For many years, American higher education was obsessed with “diversity,” constantly trying to ensure that every group was “represented” on campus in proper percentages. (Well, not every group; firearms enthusiasts didn’t count, nor did opera lovers.) But within the last couple of years, a new mania has taken over — equity.
In today’s Martin Center commentary, Professor Caroline Breashears of St. Lawrence University looks at this new campus rage. She thinks it’s as crazy as Don Quixote in his mad adventures. Professor Breashears writes, “Don Quixote’s errors foreshadow those of today’s knights errant: the ‘equity practitioners’ for whom a new narrative of ‘inequity’ has given purpose. Like Don Quixote, they see oppression everywhere, especially within higher education. And like Cervantes’s knight errant, they are determined to destroy the supposed villains.”
One problem is the meaning of the word. In ordinary usage, equity means treating people justly and fairly. In law, courts of equity existed to bring justice to people where there was no remedy in a court of law. But, Breashears points out, in the new usage, equity is supposed to require arranging equal outcomes for each group. (Rather, not each group, but only those with political clout.) And that means treating some people differently than others. Asians on the whole are too successful, so they have to be sent to the back of the higher-education bus, under this system.

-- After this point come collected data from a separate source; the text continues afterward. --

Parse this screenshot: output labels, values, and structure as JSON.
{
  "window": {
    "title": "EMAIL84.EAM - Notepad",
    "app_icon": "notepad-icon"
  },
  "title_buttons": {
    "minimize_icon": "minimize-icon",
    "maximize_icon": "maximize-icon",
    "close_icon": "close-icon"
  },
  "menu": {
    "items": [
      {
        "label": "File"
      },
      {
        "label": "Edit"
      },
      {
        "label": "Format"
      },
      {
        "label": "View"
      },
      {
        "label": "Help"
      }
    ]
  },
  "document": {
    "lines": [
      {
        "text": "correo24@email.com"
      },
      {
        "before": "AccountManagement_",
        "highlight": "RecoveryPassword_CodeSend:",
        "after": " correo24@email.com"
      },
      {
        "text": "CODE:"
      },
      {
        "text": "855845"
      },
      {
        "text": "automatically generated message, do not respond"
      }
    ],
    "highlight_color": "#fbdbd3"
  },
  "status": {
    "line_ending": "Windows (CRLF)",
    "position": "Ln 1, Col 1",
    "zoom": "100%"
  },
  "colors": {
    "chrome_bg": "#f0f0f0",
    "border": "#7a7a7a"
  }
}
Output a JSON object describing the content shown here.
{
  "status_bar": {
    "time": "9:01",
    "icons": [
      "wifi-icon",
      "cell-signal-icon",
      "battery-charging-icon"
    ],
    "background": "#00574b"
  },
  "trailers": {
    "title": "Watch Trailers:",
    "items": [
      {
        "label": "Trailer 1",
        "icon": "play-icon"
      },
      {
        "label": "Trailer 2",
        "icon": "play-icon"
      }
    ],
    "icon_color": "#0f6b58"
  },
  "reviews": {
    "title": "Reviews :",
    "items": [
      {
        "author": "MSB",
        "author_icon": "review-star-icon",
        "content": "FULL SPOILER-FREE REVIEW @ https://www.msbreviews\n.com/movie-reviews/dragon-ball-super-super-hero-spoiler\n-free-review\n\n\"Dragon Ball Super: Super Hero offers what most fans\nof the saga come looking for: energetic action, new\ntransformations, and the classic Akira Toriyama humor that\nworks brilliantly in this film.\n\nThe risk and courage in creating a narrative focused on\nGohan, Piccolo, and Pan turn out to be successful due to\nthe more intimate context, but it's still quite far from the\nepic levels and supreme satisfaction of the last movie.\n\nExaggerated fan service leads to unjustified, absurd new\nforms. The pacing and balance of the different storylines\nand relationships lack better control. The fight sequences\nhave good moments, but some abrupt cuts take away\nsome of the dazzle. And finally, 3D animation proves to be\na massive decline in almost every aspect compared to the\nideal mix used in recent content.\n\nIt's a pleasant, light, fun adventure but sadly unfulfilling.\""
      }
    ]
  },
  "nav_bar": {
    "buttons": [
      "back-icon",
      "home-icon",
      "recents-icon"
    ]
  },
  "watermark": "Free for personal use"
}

Also, “equity” demands that instruction and grading be changed so that outcomes by groups won’t be unequal.
Another characteristic of the equity zealots is that they won’t debate their ideas. Anyone who disagrees is likely to be subjected to personal attacks.
And now, like Don Quixote’s audience, those of us in higher education have two choices: agree or “do battle.” If we agree, we must accept a world of forced “equality” by the modern knights errant of equity. We must agree to accept their definitions, their vision, their categories, their force.
Successful resistance will require a different narrative. Ours should be that forced equality always fails but freedom enriches everyone. Let’s tell it.